Artist's Self Portaits

Artist's Self Portaits PDF Author: Omar Calabrese
Publisher: National Geographic Books
ISBN: 0789208946
Category : Art
Languages : en
Pages : 0

Book Description
In his fascinating survey, art historian Omar Calabrese reveals that self-portraits through the ages are both a reflection of the artist and of the period in which the artist lived. Organized thematically, the author first presents a basic definition of the genre of the self-portrait, interpreting the picture to be a manifestation of self identity, and including examples from an Egyptian tomb painting and pictures on stained glass during the Middle Ages and continuing to modern times.
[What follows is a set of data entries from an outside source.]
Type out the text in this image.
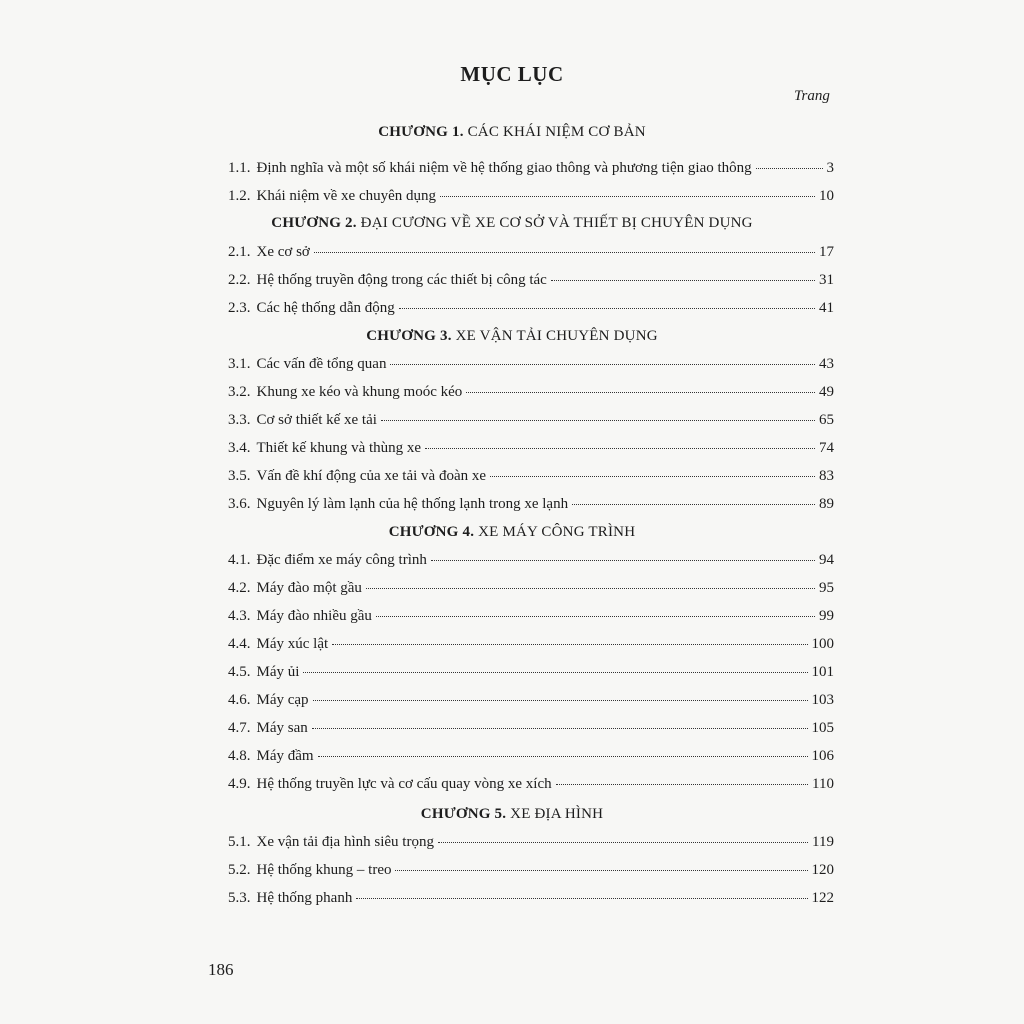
MỤC LỤC
Trang
CHƯƠNG 1. CÁC KHÁI NIỆM CƠ BẢN
1.1. Định nghĩa và một số khái niệm về hệ thống giao thông và phương tiện giao thông	3
1.2. Khái niệm về xe chuyên dụng	10
CHƯƠNG 2. ĐẠI CƯƠNG VỀ XE CƠ SỞ VÀ THIẾT BỊ CHUYÊN DỤNG
2.1. Xe cơ sở	17
2.2. Hệ thống truyền động trong các thiết bị công tác	31
2.3. Các hệ thống dẫn động	41
CHƯƠNG 3. XE VẬN TẢI CHUYÊN DỤNG
3.1. Các vấn đề tổng quan	43
3.2. Khung xe kéo và khung moóc kéo	49
3.3. Cơ sở thiết kế xe tải	65
3.4. Thiết kế khung và thùng xe	74
3.5. Vấn đề khí động của xe tải và đoàn xe	83
3.6. Nguyên lý làm lạnh của hệ thống lạnh trong xe lạnh	89
CHƯƠNG 4. XE MÁY CÔNG TRÌNH
4.1. Đặc điểm xe máy công trình	94
4.2. Máy đào một gầu	95
4.3. Máy đào nhiều gầu	99
4.4. Máy xúc lật	100
4.5. Máy ủi	101
4.6. Máy cạp	103
4.7. Máy san	105
4.8. Máy đầm	106
4.9. Hệ thống truyền lực và cơ cấu quay vòng xe xích	110
CHƯƠNG 5. XE ĐỊA HÌNH
5.1. Xe vận tải địa hình siêu trọng	119
5.2. Hệ thống khung – treo	120
5.3. Hệ thống phanh	122
186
The next chapter focuses on the turning point for the establishment of the genre during the Renaissance when the status of the painter or sculptor was raised from artisan to artist and, as a result, portraits of the artist were considered worthwhile pictures. At first a self-portrait was hidden in a narrative painting: an artist would paint his image as part of a crowd scene, for example, or as a mythological figure. On the other extreme, once the genre was accepted, it was practiced by some artists—Rembrandt, van Gogh, Munch, and Dali, for instance—as almost an obsession. In contemporary art the self-portrait can become a deconstructed genre with the artist hiding or satirizing himself until he nearly disappears on the canvas. Among the 300 pictures featured here are examples by such artists as Albrecht Dürer, Velazquez, Elisabeth Vigée-Lebrun, Ingres, Degas, Toulouse-Lautrec, Gainsborough, Matisse, James Ensor, Egon Schiele, Frida Kahlo, Man Ray, Henry Moore, Robert Rauschenberg, Norman Rockwell, and Roy Lichtenstein. This intriguing book is a fresh way to appreciate the history of art and to understand that a self-portrait is far more complex and meaningful than merely a portrait of the artist.